Brian Guy, a retired engineer, says modernizing the ageing Okanagan Lake Regulations System (OLRS) infrastructure should take that into account.
He said none of the watershed restoration efforts of the last 20 years has impeded the ability to control flooding, the overriding objective when the OLRS was established starting in the 1950s.
The restoration efforts, in particular along the Okanagan River segment connecting Skaha Lake to Osoyoos Lake, initiated by the Okanagan Nation Alliance, have led to a resurgence of the sockeye salmon fishery.
The ONA has carried out five different river restoration projects since introducing the restoration concept to water management officials at a workshop held in 1997.
“Prior to 2008, the Okanagan sockeye salmon return never exceeded 100,000 in all but two of the previous 48 years, but it has exceeded 100,000 adults in all years since 2008,” said Guy.
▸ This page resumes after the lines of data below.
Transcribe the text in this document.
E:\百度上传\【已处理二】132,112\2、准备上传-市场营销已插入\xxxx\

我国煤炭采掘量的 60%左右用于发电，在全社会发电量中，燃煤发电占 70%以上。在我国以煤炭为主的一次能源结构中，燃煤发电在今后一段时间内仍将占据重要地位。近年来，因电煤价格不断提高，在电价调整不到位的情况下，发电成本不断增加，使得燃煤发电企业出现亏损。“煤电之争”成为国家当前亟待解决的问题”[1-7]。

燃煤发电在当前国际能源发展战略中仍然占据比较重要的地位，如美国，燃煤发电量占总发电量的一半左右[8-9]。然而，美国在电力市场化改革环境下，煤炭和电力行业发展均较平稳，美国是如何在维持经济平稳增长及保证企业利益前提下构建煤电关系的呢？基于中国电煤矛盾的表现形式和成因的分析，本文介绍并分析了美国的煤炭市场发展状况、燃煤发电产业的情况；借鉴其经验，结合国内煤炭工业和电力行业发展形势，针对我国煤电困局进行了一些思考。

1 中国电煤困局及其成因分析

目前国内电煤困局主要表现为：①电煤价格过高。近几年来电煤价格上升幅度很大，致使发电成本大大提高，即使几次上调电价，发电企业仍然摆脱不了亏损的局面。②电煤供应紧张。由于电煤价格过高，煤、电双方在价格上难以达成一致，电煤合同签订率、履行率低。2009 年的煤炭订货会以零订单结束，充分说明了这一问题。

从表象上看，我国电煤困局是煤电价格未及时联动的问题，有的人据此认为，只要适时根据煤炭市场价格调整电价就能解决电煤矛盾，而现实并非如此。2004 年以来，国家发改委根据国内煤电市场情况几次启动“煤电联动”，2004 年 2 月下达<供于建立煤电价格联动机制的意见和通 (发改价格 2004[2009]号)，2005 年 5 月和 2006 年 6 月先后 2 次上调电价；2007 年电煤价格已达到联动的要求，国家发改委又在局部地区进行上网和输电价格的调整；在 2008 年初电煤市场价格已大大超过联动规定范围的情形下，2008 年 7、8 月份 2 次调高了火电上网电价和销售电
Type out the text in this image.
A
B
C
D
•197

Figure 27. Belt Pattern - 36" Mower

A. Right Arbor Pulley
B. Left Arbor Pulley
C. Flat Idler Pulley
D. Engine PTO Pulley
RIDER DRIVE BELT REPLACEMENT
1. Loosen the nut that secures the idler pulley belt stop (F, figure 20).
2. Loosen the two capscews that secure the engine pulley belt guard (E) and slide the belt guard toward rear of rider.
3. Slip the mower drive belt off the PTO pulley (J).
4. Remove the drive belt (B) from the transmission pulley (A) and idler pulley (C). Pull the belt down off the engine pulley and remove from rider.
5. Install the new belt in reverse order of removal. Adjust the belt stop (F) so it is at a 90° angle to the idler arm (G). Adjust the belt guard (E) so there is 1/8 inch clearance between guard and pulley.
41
“This impressive restoration effort makes you wonder what other restoration ecosystem benefits can be achieved without impacting the other benefits the system was created for such as flood control and providing a stable irrigation water source for farmers.”
Guy has produced an analysis for the Ministry of Forests, Lands, Natural Resource Operations and Rural Development on how to modernize what has become an ageing infrastructure system with working models, developed in the 1970s, ill-equipped to deal with snow and rain extreme weather conditions introduced to the watershed by climate change.
“It’s getting older and harder to manage,” he said.
He made a presentation of his report to the Okanagan Water Stewardship Council last month.
His report calls for a series of 13 core studies and four supporting studies, done over a seven-year period, feeding information into a final plan on how to proceed with an ORLS infrastructure modernization overhaul in a coordinated and well-thought-out manner.
When the analysis is done and a modernization plan is in place, Guy stated that a leadership group should be struck to oversee its implementation.
According to Guy, the cost estimate for the preliminary study work has yet to be worked out, as it will depend on what outside support the province would retain to complete the study series.
All communities across the watershed should be invited to participate in the study analysis, placing particular significance on the contribution from Indigenous stakeholders in the watershed management such as Okanagan Nation Alliance.
“When the basin study upon which the lake level models were developed in the ’70s, there was no consultation with the Sylix people. But times have changed and environment protection values have taken on more importance,” Guy said.
The ORLS has evolved into three controlled dams – at Okanagan, Skaha and Vaseux lakes – along with 17 vertical drop structures and 32 kilometres of engineered channels between Penticton and Osoyoos to control flooding and Okanagan River flow, at the cost of alienating floodplains and a loss of riparian vegetation.
Channelizing the Okanagan River from Penticton to Osoyoos has reduced the wetland area from 81 to 10 hectares, 90 per cent of the riparian vegetation is gone and the floodplain width average has reduced from 400 to 45 metres.
“Some serious alterations were created by the river channelization with impacts on the floodplains and all the biological processes that occur on those floodplains,” Guy said.
He said the influx of people who have moved to the Okanagan over the last 20 to 30 years probably have little awareness of how the lake levels varied significantly before the control measures were put in place to control the outflows.
“I suspect there is not a widespread understanding of how significant the flood control and irrigation benefits are of the OLRS, or what impact that had on (Okanagan River) and the floodplain…of what has been lost.”
Concerns were further triggered by a floodplain mapping report by Northwest Hydraulic Consultants for the OBWB, which said floodplain levels were not sufficient to absorb high water levels in 2017 expected to become the norm rather than the exception.
“That produces risks for the fish, for farmers and other valley lake users. These are issues that have not yet been properly examined,” Guy noted.